People just want to live in peace, free from these pernicious leeches. In Liverpool, they want to relax by watching Liverpool or Everton. In Russia they want to remember their families and in Jamaica, they want to cast off Royalists who manacled their ancestors.

But for the Royal D listers, though the show must go on, the fear is that Liverpool’s example might spread, and that the threat the level playing field that football represents might upturn their apple cart. There are even calls to sanction Liverpool because their fans are not Royalist sheep and because they still boycott the oligarchs’ newspapers over their disgraceful attacks on the people of Liverpool at the time of the 1989 Hillsborough football disaster, where one particular rebellious Scot won the eternal admiration of all of Liverpool for his common humanity and decency.

So, yes, though football runs deep in Liverpool, it shows Liverpudlians and similar folk do not need that much in life.
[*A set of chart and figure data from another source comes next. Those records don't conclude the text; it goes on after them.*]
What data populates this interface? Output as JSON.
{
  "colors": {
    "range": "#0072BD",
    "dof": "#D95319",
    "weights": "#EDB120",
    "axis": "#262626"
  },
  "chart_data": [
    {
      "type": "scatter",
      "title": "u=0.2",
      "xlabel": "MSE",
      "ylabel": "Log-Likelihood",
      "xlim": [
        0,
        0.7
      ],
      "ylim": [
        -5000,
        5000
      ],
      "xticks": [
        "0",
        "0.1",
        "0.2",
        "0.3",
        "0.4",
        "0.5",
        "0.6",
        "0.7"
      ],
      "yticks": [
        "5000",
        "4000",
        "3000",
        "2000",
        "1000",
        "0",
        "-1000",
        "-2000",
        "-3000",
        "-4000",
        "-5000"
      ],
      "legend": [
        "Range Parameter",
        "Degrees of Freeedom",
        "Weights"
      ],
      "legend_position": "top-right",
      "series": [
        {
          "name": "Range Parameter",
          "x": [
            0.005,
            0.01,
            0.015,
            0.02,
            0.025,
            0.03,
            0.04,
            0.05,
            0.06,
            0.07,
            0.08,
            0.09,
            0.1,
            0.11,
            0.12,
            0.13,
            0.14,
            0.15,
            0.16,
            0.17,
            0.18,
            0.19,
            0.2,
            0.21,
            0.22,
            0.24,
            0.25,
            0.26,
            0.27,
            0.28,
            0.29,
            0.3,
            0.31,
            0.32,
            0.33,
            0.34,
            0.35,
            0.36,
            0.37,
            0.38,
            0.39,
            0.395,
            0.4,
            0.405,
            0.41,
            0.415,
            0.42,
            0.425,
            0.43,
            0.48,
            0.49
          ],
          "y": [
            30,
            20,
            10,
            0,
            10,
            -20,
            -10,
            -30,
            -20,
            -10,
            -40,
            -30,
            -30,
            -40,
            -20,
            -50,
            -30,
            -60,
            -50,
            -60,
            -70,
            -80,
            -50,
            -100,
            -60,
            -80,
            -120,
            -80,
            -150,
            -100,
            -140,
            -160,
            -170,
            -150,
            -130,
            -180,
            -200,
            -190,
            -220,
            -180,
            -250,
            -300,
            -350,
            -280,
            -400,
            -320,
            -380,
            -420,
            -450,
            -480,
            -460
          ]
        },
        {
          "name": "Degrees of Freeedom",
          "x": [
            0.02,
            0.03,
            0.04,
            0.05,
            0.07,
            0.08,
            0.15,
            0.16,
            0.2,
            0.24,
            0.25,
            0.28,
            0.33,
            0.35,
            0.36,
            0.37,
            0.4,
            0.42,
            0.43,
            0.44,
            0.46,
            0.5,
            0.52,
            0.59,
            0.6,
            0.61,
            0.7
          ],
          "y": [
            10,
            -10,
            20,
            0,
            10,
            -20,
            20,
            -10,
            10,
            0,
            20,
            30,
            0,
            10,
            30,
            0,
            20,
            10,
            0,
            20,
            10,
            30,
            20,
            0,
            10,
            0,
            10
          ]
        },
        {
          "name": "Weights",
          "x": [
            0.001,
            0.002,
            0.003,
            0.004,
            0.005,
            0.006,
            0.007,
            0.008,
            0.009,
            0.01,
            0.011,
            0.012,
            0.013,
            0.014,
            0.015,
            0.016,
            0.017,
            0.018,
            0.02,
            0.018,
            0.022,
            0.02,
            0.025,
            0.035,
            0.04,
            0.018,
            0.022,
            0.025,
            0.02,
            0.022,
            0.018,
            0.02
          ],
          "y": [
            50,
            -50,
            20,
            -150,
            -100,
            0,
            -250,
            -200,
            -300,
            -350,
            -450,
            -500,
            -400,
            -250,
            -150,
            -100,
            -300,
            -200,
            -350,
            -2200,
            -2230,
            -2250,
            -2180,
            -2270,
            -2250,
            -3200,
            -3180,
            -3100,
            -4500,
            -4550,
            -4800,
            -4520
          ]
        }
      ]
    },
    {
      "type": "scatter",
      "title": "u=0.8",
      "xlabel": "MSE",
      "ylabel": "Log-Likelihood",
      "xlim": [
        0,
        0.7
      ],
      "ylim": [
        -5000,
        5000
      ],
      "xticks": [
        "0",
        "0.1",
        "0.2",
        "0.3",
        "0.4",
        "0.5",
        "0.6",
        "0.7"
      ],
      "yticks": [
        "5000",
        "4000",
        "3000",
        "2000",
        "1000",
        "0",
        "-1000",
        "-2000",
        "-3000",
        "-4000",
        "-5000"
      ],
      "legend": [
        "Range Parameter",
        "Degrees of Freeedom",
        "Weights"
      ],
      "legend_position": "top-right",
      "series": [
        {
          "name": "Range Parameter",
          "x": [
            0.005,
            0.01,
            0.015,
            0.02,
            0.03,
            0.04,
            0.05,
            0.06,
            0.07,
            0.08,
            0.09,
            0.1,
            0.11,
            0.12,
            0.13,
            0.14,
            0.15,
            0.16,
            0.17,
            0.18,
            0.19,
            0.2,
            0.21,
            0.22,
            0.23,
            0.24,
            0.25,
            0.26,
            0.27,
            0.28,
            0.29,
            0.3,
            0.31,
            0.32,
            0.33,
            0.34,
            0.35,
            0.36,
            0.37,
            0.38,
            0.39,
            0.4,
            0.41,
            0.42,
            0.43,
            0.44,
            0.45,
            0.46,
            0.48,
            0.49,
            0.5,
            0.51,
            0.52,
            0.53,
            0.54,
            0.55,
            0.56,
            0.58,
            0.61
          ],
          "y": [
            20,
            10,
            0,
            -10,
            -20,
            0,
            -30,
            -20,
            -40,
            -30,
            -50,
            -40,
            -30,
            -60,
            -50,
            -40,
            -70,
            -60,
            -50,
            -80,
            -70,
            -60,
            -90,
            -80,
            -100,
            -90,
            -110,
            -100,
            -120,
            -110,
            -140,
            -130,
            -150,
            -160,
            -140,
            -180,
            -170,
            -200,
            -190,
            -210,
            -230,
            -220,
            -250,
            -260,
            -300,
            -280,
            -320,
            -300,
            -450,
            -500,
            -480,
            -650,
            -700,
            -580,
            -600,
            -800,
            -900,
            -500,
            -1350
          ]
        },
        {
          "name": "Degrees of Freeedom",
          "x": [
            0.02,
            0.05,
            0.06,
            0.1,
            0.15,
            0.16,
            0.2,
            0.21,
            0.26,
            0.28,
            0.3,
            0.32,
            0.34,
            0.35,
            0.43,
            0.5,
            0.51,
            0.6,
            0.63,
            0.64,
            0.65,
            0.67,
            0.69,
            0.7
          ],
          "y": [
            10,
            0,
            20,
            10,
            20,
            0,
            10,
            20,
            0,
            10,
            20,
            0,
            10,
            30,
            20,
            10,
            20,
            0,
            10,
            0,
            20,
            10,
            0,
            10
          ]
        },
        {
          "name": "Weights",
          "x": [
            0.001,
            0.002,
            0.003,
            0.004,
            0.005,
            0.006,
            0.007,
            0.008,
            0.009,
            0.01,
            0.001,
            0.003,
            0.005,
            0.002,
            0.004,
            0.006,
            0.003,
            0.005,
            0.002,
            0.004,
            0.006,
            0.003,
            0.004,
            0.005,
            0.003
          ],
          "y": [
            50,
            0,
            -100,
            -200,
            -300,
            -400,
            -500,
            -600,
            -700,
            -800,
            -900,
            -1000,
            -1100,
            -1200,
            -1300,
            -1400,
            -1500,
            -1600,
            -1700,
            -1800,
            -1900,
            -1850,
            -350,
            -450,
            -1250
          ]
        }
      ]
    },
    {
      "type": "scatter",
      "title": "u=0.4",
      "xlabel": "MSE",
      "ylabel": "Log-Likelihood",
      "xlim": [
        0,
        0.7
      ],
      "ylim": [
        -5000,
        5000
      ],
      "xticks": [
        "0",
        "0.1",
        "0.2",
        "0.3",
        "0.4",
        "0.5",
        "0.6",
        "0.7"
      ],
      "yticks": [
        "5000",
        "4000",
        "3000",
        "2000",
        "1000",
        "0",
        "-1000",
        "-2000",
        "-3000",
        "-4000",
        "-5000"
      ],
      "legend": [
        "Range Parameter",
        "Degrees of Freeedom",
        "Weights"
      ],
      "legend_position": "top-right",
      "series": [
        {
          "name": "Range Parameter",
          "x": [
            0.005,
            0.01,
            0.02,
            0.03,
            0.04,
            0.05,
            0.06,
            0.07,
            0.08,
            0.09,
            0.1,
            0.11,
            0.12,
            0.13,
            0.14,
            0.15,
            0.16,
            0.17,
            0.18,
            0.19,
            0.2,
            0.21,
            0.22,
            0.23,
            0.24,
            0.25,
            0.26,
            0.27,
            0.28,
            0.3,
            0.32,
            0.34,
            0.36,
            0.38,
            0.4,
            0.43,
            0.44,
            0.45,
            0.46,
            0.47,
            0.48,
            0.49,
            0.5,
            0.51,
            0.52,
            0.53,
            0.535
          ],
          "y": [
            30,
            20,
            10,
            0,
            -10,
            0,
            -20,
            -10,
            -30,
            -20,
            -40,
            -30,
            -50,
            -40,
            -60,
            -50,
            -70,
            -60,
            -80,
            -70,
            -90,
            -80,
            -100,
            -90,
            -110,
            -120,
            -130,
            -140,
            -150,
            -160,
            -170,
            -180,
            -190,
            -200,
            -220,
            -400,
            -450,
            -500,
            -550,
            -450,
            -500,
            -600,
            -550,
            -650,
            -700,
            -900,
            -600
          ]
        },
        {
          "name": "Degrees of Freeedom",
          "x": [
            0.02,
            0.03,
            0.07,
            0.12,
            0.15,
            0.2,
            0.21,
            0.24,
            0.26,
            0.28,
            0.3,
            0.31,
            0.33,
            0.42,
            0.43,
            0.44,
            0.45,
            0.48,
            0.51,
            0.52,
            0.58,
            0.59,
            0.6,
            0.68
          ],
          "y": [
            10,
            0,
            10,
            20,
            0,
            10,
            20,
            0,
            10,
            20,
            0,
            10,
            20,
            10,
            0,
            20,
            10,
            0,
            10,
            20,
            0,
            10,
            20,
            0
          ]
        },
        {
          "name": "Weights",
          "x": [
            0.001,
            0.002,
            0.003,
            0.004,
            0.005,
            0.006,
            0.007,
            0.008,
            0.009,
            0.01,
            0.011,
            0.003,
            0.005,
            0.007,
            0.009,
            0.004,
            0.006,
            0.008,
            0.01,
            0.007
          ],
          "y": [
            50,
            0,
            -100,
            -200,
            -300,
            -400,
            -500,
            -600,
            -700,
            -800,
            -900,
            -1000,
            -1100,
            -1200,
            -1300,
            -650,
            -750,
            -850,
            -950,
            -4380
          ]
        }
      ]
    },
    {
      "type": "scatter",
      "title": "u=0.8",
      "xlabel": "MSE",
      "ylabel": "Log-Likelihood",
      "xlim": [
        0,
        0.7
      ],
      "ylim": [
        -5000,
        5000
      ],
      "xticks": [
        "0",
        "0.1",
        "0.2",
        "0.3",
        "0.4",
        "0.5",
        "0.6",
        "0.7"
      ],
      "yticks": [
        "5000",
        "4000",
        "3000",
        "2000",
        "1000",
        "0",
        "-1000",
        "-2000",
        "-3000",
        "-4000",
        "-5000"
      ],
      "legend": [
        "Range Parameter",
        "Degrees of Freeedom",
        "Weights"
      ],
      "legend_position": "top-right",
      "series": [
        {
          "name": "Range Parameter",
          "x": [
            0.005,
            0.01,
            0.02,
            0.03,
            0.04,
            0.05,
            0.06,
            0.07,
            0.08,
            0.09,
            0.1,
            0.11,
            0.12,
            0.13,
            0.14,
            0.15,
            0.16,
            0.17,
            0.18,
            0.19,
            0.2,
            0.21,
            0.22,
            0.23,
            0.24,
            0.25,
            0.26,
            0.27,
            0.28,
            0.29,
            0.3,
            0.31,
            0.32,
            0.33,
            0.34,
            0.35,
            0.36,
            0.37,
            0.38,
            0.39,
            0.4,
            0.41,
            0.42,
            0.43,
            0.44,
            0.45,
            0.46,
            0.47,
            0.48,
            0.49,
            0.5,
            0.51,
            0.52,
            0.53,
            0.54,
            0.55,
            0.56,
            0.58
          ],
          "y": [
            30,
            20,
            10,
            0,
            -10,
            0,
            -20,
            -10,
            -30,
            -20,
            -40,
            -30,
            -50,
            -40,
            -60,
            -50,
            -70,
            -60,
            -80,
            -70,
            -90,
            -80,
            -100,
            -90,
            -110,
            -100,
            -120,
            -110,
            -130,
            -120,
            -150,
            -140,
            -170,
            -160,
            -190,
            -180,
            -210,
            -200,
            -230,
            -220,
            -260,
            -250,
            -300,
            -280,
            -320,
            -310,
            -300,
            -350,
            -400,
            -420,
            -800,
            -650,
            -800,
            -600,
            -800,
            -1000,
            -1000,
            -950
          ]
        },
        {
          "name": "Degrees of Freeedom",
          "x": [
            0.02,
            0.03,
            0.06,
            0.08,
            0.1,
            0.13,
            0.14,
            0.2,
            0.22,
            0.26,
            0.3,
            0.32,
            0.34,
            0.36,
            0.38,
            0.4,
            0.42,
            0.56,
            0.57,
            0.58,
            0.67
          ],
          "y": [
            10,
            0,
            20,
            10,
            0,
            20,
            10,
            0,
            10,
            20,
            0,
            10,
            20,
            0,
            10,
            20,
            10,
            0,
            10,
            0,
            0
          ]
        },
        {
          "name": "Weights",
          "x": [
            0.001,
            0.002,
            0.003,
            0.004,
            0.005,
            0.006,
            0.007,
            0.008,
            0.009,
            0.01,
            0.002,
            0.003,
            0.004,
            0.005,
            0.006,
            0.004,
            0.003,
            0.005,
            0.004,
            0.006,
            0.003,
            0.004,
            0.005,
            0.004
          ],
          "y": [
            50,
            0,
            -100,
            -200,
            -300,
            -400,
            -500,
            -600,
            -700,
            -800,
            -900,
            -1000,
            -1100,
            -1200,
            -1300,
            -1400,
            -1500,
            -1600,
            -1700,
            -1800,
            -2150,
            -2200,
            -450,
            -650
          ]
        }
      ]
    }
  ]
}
They have simpler tastes, earthier tastes that don’t need the pomp and circumstance Royalist under achievers need to shimmy over their crimes.

All the Royalist oligarchs have going for them is they and their flunkeys control the levers of power. Though they can and will gate crash all the FA Cup and Wimbledon Finals they can, they cannot capture the spirit of the ordinary Liverpudlian as, for example, this well received 1985 Letter to Brezhnev movie does. This is not a matter of musical or cinematic taste. It is to say that one group, Liverpudlians and Jamaicans in this case, do not need another group, Royalist oligarchs and their sycophants, to lord over and leech off them.

Though the British, then, have much to learn and much to do, they should begin by emulating the examples 100 years earlier of Russia and Germany and divesting themselves of the world’s most dangerous and despicable family. Liverpool and England would be much better for it.